The conference room at the University of Toronto Faculty Club is handsomely appointed, right down – or up – to three sweeping circular brass chandeliers bisecting the room. Slender, sculpted metal branches culminate in three tiers of metal “candlesticks,” each tipped with a flame-shaped fluorescent bulb.
But on this day, the people sitting below the fancy fixtures were less concerned with aesthetics, than with the actual light they shed. “Awful! Absolutely awful,” Dr. Lorne Whitehead expostulates. “If you notice, everyone in the room looks kind of green.”

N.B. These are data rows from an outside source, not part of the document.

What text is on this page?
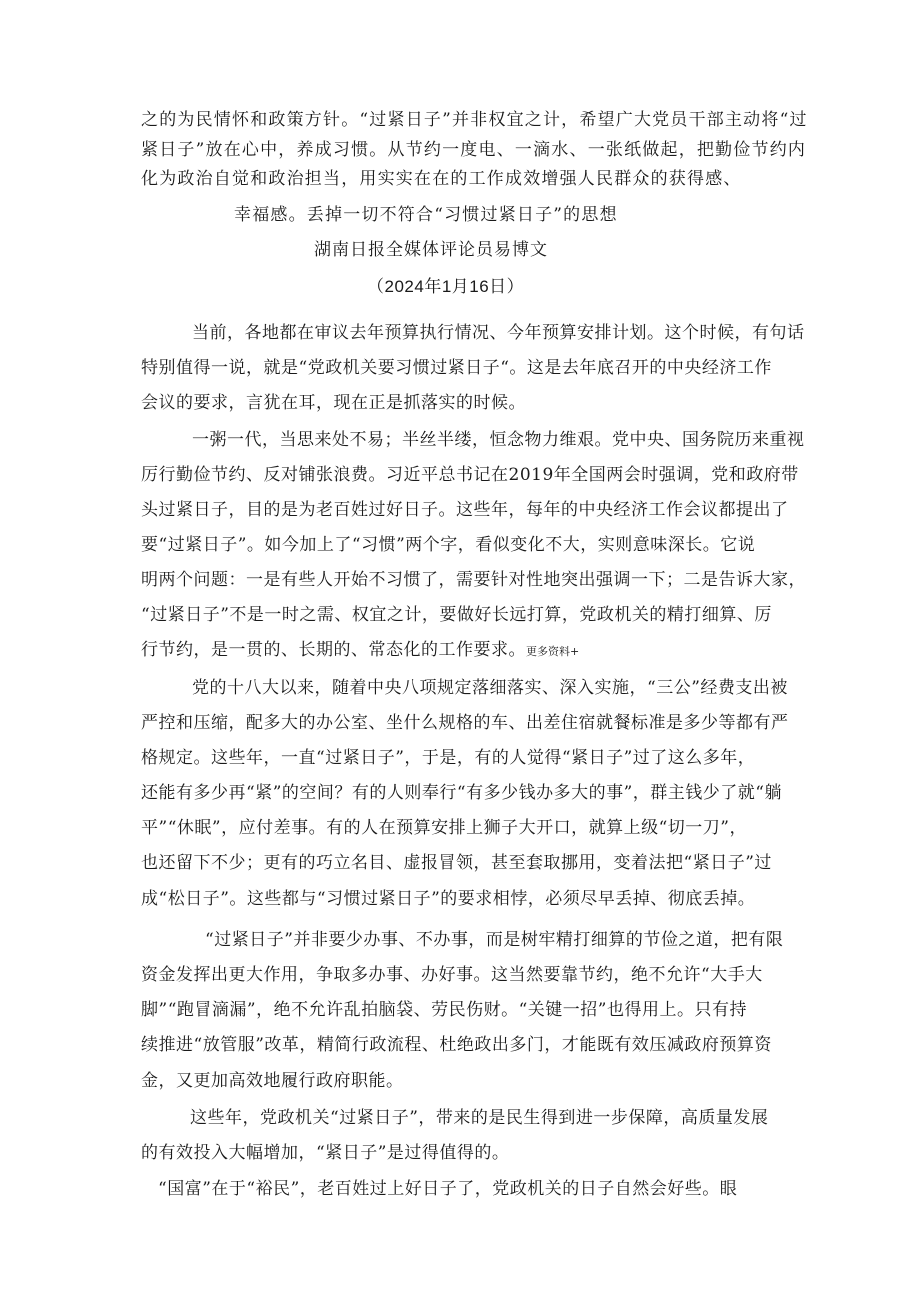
之的为民情怀和政策方针。“过紧日子”并非权宜之计，希望广大党员干部主动将“过
紧日子”放在心中，养成习惯。从节约一度电、一滴水、一张纸做起，把勤俭节约内
化为政治自觉和政治担当，用实实在在的工作成效增强人民群众的获得感、
幸福感。丢掉一切不符合“习惯过紧日子”的思想
湖南日报全媒体评论员易博文
（2024年1月16日）
当前，各地都在审议去年预算执行情况、今年预算安排计划。这个时候，有句话
特别值得一说，就是“党政机关要习惯过紧日子“。这是去年底召开的中央经济工作
会议的要求，言犹在耳，现在正是抓落实的时候。
一粥一代，当思来处不易；半丝半缕，恒念物力维艰。党中央、国务院历来重视
厉行勤俭节约、反对铺张浪费。习近平总书记在2019年全国两会时强调，党和政府带
头过紧日子，目的是为老百姓过好日子。这些年，每年的中央经济工作会议都提出了
要“过紧日子”。如今加上了“习惯”两个字，看似变化不大，实则意味深长。它说
明两个问题：一是有些人开始不习惯了，需要针对性地突出强调一下；二是告诉大家，
“过紧日子”不是一时之需、权宜之计，要做好长远打算，党政机关的精打细算、厉
行节约，是一贯的、长期的、常态化的工作要求。更多资料+
党的十八大以来，随着中央八项规定落细落实、深入实施，“三公”经费支出被
严控和压缩，配多大的办公室、坐什么规格的车、出差住宿就餐标准是多少等都有严
格规定。这些年，一直“过紧日子”，于是，有的人觉得“紧日子”过了这么多年，
还能有多少再“紧”的空间？有的人则奉行“有多少钱办多大的事”，群主钱少了就“躺
平”“休眠”，应付差事。有的人在预算安排上狮子大开口，就算上级“切一刀”，
也还留下不少；更有的巧立名目、虚报冒领，甚至套取挪用，变着法把“紧日子”过
成“松日子”。这些都与“习惯过紧日子”的要求相悖，必须尽早丢掉、彻底丢掉。
“过紧日子”并非要少办事、不办事，而是树牢精打细算的节俭之道，把有限
资金发挥出更大作用，争取多办事、办好事。这当然要靠节约，绝不允许“大手大
脚”“跑冒滴漏”，绝不允许乱拍脑袋、劳民伤财。“关键一招”也得用上。只有持
续推进“放管服”改革，精简行政流程、杜绝政出多门，才能既有效压减政府预算资
金，又更加高效地履行政府职能。
这些年，党政机关“过紧日子”，带来的是民生得到进一步保障，高质量发展
的有效投入大幅增加，“紧日子”是过得值得的。
“国富”在于“裕民”，老百姓过上好日子了，党政机关的日子自然会好些。眼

He was one of approximately 100 scientists, researchers and lighting experts from around the world at an October meeting in Toronto of the International Commission on Illumination, known by its French acronym CIE, an independent non-profit organization dedicated to the science of light. It has been recognized as the international authority and standardization body on lighting since its inception in 1913. The meeting coincides with the United Nations International Year of Light and Light-Based Technologies to raise global awareness about the role light plays in our daily lives, and in finding solutions to global challenges in energy, education, agriculture and health.
A professor in the department of physics and astronomy at the University of British Columbia, Dr. Whitehead is internationally known for developing brightness enhancement films, components commonly found in computer screens and televisions. “The original aim was to extend the battery life of computers because any light that gets sent out of the computer screen in directions other than the viewer is just wasted energy,” he says. “So it significantly increases the battery life of computers.”

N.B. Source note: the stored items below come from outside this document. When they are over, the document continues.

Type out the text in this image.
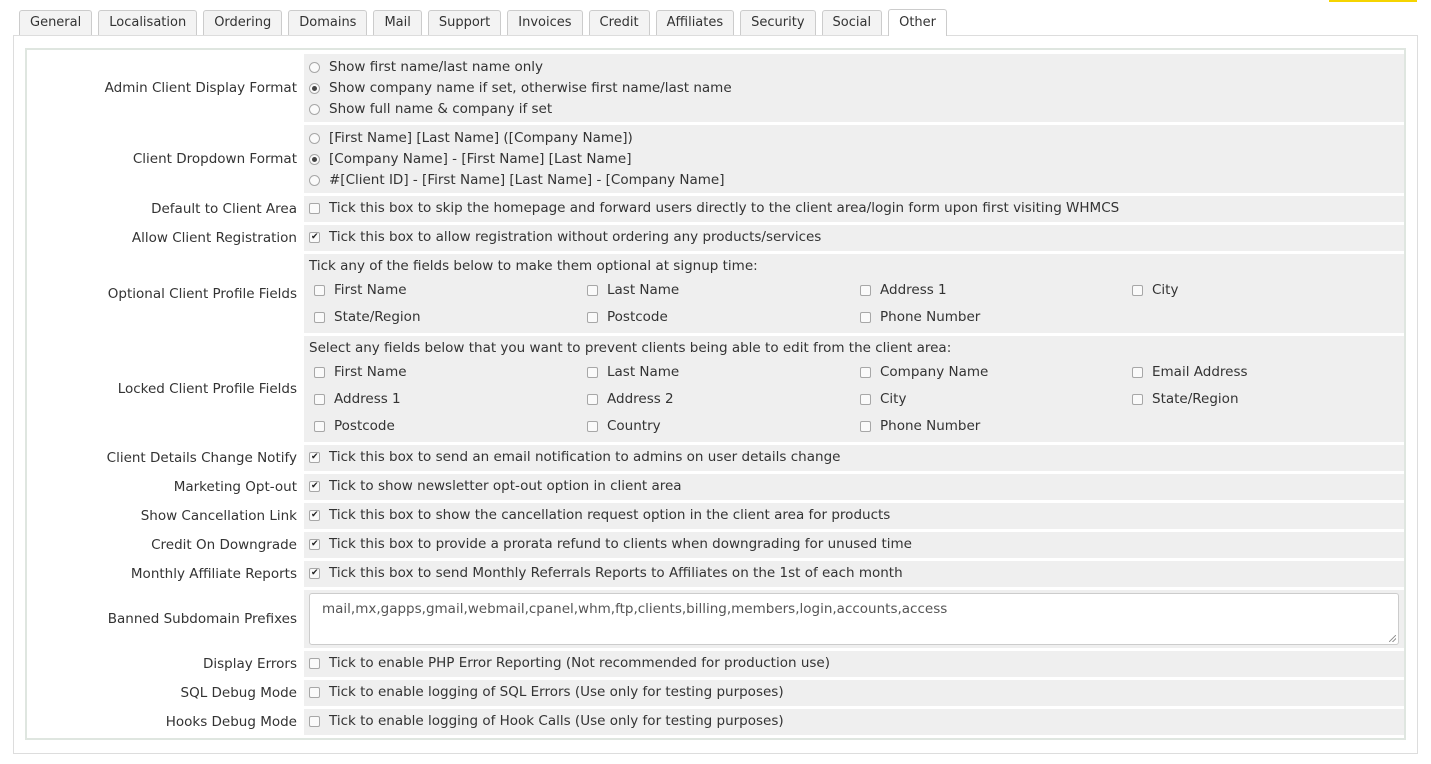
General	Localisation	Ordering	Domains	Mail	Support	Invoices	Credit	Affiliates	Security	Social	Other
Admin Client Display Format
Show first name/last name only
Show company name if set, otherwise first name/last name
Show full name & company if set
Client Dropdown Format
[First Name] [Last Name] ([Company Name])
[Company Name] - [First Name] [Last Name]
#[Client ID] - [First Name] [Last Name] - [Company Name]
Default to Client Area Tick this box to skip the homepage and forward users directly to the client area/login form upon first visiting WHMCS
Allow Client Registration ✔ Tick this box to allow registration without ordering any products/services
Optional Client Profile Fields
Tick any of the fields below to make them optional at signup time:
First Name	Last Name	Address 1	City
State/Region	Postcode	Phone Number
Locked Client Profile Fields
Select any fields below that you want to prevent clients being able to edit from the client area:
First Name	Last Name	Company Name	Email Address
Address 1	Address 2	City	State/Region
Postcode	Country	Phone Number
Client Details Change Notify ✔ Tick this box to send an email notification to admins on user details change
Marketing Opt-out ✔ Tick to show newsletter opt-out option in client area
Show Cancellation Link ✔ Tick this box to show the cancellation request option in the client area for products
Credit On Downgrade ✔ Tick this box to provide a prorata refund to clients when downgrading for unused time
Monthly Affiliate Reports ✔ Tick this box to send Monthly Referrals Reports to Affiliates on the 1st of each month
Banned Subdomain Prefixes
mail,mx,gapps,gmail,webmail,cpanel,whm,ftp,clients,billing,members,login,accounts,access
Display Errors Tick to enable PHP Error Reporting (Not recommended for production use)
SQL Debug Mode Tick to enable logging of SQL Errors (Use only for testing purposes)
Hooks Debug Mode Tick to enable logging of Hook Calls (Use only for testing purposes)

He has also founded a number of companies, including TIR Systems, a UBC spin-off company purchased by Philips Lighting in 2007. He is currently focusing his research efforts on the colour quality of lighting.
“A lot of the pleasure of life comes from the appreciation of colour,” he says. “Just as nobody wants blurry vision, neither should we have to work under electric light bulbs that cause objects to appear to have incorrect colour. Most people want things to look their natural colour under electric lighting.”

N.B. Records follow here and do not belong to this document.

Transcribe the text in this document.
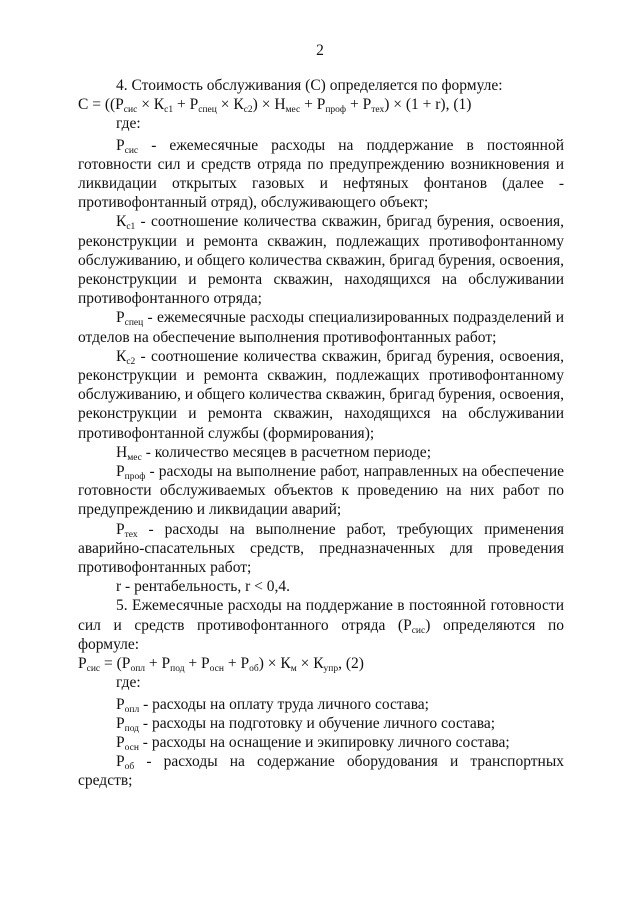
2

4. Стоимость обслуживания (С) определяется по формуле:

$С = ((Р_{сис} \times К_{с1} + Р_{спец} \times К_{с2}) \times Н_{мес} + Р_{проф} + Р_{тех}) \times (1 + r)$, (1)

где:

$Р_{сис}$ - ежемесячные расходы на поддержание в постоянной готовности сил и средств отряда по предупреждению возникновения и ликвидации открытых газовых и нефтяных фонтанов (далее - противофонтанный отряд), обслуживающего объект;

$К_{с1}$ - соотношение количества скважин, бригад бурения, освоения, реконструкции и ремонта скважин, подлежащих противофонтанному обслуживанию, и общего количества скважин, бригад бурения, освоения, реконструкции и ремонта скважин, находящихся на обслуживании противофонтанного отряда;

$Р_{спец}$ - ежемесячные расходы специализированных подразделений и отделов на обеспечение выполнения противофонтанных работ;

$К_{с2}$ - соотношение количества скважин, бригад бурения, освоения, реконструкции и ремонта скважин, подлежащих противофонтанному обслуживанию, и общего количества скважин, бригад бурения, освоения, реконструкции и ремонта скважин, находящихся на обслуживании противофонтанной службы (формирования);

$Н_{мес}$ - количество месяцев в расчетном периоде;

$Р_{проф}$ - расходы на выполнение работ, направленных на обеспечение готовности обслуживаемых объектов к проведению на них работ по предупреждению и ликвидации аварий;

$Р_{тех}$ - расходы на выполнение работ, требующих применения аварийно-спасательных средств, предназначенных для проведения противофонтанных работ;

r - рентабельность, r < 0,4.

5. Ежемесячные расходы на поддержание в постоянной готовности сил и средств противофонтанного отряда $(Р_{сис})$ определяются по формуле:

$Р_{сис} = (Р_{опл} + Р_{под} + Р_{осн} + Р_{об}) \times К_м \times К_{упр}$, (2)

где:

$Р_{опл}$ - расходы на оплату труда личного состава;

$Р_{под}$ - расходы на подготовку и обучение личного состава;

$Р_{осн}$ - расходы на оснащение и экипировку личного состава;

$Р_{об}$ - расходы на содержание оборудования и транспортных средств;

However, that desire has been compromised since incandescent lights have now been widely replaced with compact fluorescent lights to save energy. “The colour isn’t as good [with compact fluorescent lights] but we were told we just have to live with that because we can’t afford good colour,” he says. As result, “many people hate them.”
But, adds Dr. Whitehead, the “incredibly good news today” is that with the advent of inexpensive light emitting diodes, or LED lighting, it’s possible to design light sources that are efficient and produce excellent colour. The goal, he says is to look for lighting that is as natural as possible, with a colour rendering index (CRI) above 90 on a scale that goes up to 100.
“Unfortunately, very few stores in Canada today sell LED replacement lamps with a CRI above 90,” he notes, “but there are several manufacturers in the U.S. that make them and they can be bought on the Internet.”
Meanwhile, researcher Marie Dumont at Université de Montréal, has a much different concern about lighting: its effect on sleep. Her research looks specifically at how police, pilots and other shift workers cope with sleep deprivation and exposure to light at night when their biological clocks are screaming “go to sleep!” A professor in the department of psychiatry, she says the scientific community has long known that they can adjust the circadian rhythm of night workers by exposing them to bright light at night.
“For astronauts it’s perfect because they cannot afford to have jet lag,” she says. “We can synchronize night workers for a night work schedule, but then when they return to the day schedule, because they are on a three-day work rotation, we have to do it all over again.”
Dr. Dumont says research now indicates this repeated resetting of the biological clock may be harmful. “The adaption can last a few days, and during that time the different clocks in the body are desynchronized,” she says. “What we want to do now is find a compromise position for the biological clock of night workers so they are never completely adapted to night work and never adapted to day work. They are in between, but their clock is not changing all the time, which is an unstable state that is very unhealthy.”
She says approximately 25 percent of the active work population now has a work schedule that affects their sleep. “We know that in the short term there are many problems associated with that, mostly sleep problems, but also vigilance problems, digestive problems, increase in cholesterol and weight gain.”
In addition, she says many published epidemiological studies in the last decade now indicate serious long-term problems associated with night work. “The main one is the risk of breast cancer in nurses with long-term exposure to night work. Now we also suspect very strongly – even if it’s not completely demonstrated yet – that there are also risks of metabolic disorders, diabetes, cardiovascular disorders and probably other kinds of cancer.”
UBC’s Dr. Whitehead says these findings, and the sheer numbers of people affected by the quality of light underscores the need for more quality research in this field. “Unfortunately it’s quite expensive,” he says. “To get good data, you need very large numbers of subjects.”